Lorsque la vision sociale traditionnelle des Akan, ou plus généralement des Africains, est décrite comme communautariste, il est courant de la comparer à celle de la société occidentale en la qualifiant d’individualiste. Cette comparaison possède une certaine validité anthropologique évidente. Toutefois, quelques précisions s’imposent. Tout d’abord, il convient de rappeler que cette distinction ne concerne pas le contenu même de la moralité. Mis à part la différence dans la manière d’envisager l’ajustement des intérêts requis par la morale, la véritable distinction entre le communautarisme et l’individualisme relève davantage de la coutume et du mode de vie que d’autre chose. Bien que la notion de coutume tende à évoquer des pratiques sociales, tandis que le mode de vie est plus volontiers associé aux expériences individuelles, ces deux concepts sont, en réalité, de même nature et distincts de la moralité au sens strict. À ce propos, il peut être utile de noter que les histoires de l’éthique occidentale consacrent régulièrement une place importante à certaines représentations classiques de différents modes de vie. Par exemple, les traités d’éthique d’Aristote ou les discours des épicuriens et des stoïciens consistent en grande partie en des recommandations (raisonnées) de modes de vie particuliers et ne traitent des questions de morale pure que lorsqu’ils abordent, de manière relativement brève, des sujets tels que la justice. Si nos ancêtres communautaristes avaient consigné par écrit leurs réflexions sur ces mêmes sujets, il ne fait aucun doute que l’entraide y aurait occupé une place bien plus importante que la plupart des préoccupations des moralistes classiques (Wiredu 72).

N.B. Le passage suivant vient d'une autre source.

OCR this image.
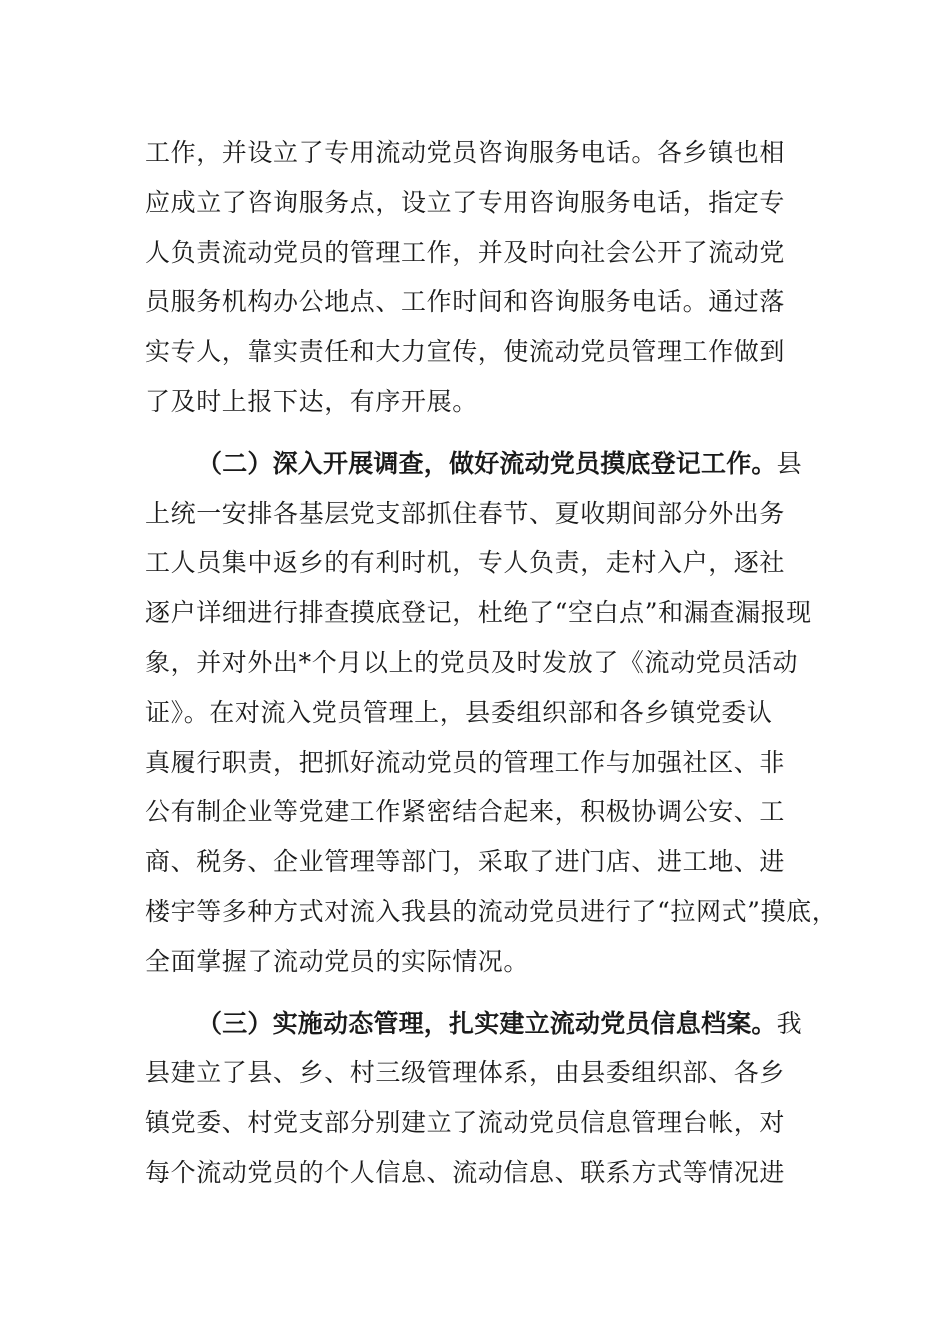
工作，并设立了专用流动党员咨询服务电话。各乡镇也相
应成立了咨询服务点，设立了专用咨询服务电话，指定专
人负责流动党员的管理工作，并及时向社会公开了流动党
员服务机构办公地点、工作时间和咨询服务电话。通过落
实专人，靠实责任和大力宣传，使流动党员管理工作做到
了及时上报下达，有序开展。

（二）深入开展调查，做好流动党员摸底登记工作。县
上统一安排各基层党支部抓住春节、夏收期间部分外出务
工人员集中返乡的有利时机，专人负责，走村入户，逐社
逐户详细进行排查摸底登记，杜绝了“空白点”和漏查漏报现
象，并对外出*个月以上的党员及时发放了《流动党员活动
证》。在对流入党员管理上，县委组织部和各乡镇党委认
真履行职责，把抓好流动党员的管理工作与加强社区、非
公有制企业等党建工作紧密结合起来，积极协调公安、工
商、税务、企业管理等部门，采取了进门店、进工地、进
楼宇等多种方式对流入我县的流动党员进行了“拉网式”摸底，
全面掌握了流动党员的实际情况。

（三）实施动态管理，扎实建立流动党员信息档案。我
县建立了县、乡、村三级管理体系，由县委组织部、各乡
镇党委、村党支部分别建立了流动党员信息管理台帐，对
每个流动党员的个人信息、流动信息、联系方式等情况进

Ce passage met en évidence la distinction entre le communautarisme africain et l’individualisme occidental, tout en nuançant l’opposition souvent simpliste entre ces deux visions du monde. L’auteur insiste sur le fait que cette différence ne repose pas tant sur le contenu de la morale que sur la manière dont elle est vécue à travers les coutumes et les modes de vie. Si les penseurs africains avaient consigné leurs réflexions de manière similaire, l’entraide et la solidarité auraient eu un rôle central. Cela met en lumière une approche plus collective de l’éthique dans la tradition africaine, contrastant avec l’accent mis sur l’individu dans la philosophie occidentale. Le passage invite ainsi à une revalorisation des traditions africaines en tant que systèmes philosophiques à part entière, et non comme de simples opposés à la pensée occidentale. Il suggère aussi que la morale, bien que partagée, se manifeste différemment selon les contextes culturels et historiques. Ainsi, le piège tendu par la philosophie occidentale est de rechercher une antithèse absolue enfouie dans une forme d’africanité rêvée et essentialisée. Il faut se déprendre de cet effet de miroir même si on peut reconnaître l’insistance sur des valeurs de solidarité dans les langues et les philosophies africaines.
Cette conception entre en résonance avec d’autres penseurs tels qu’Ernest Wamba-dia-Wamba. Ce dernier un pourfendeur de ces mythes de l’africanité élaborés par des philosophes africains enseignant et vivant dans des universités américaines et européennes (Wamba-dia-Wamba 234). Cette énonciation de l’extérieur a renforcé l’aliénation des consciences africaines qui doivent, selon Wamba-dia-Wamba penser leur division pour ensuite pouvoir résister à ces généralisations insultantes. Jean Kinyongo a très bien décrit l’empilement des traditions ethnologisantes coloniales qui ont fabriqué ces stéréotypes à leur avantage en faisant de l’Afrique, une terre résiduelle non concernée par les systèmes philosophiques. Il montre très bien que finalement, c’est l’appropriation culturelle des philosophies dans la compétition des soft powers qui ont construit cette histoire philosophique colonisée de l’Afrique.
Il est vrai – et on peut le souligner – que Platon n’a pas cherché à formuler une philosophie athénienne, que R. Descartes ne s’est pas proposé d’élaborer une philosophie française, ni Kant une philosophie prussienne, il n’en reste pas moins vrai que la philosophie africaine et la littérature africaine se sont faites et se font encore dans le déchirement, dans le combat pour la conquête de leur reconnaissance et de leur statut scientifique et que, de ce fait, elles portent encore les traces de cette lutte sans laquelle l’Afrique se serait, probablement, trouvée comme écartelée de la trame de l’histoire des civilisations « agréées » (Kinyongo 412).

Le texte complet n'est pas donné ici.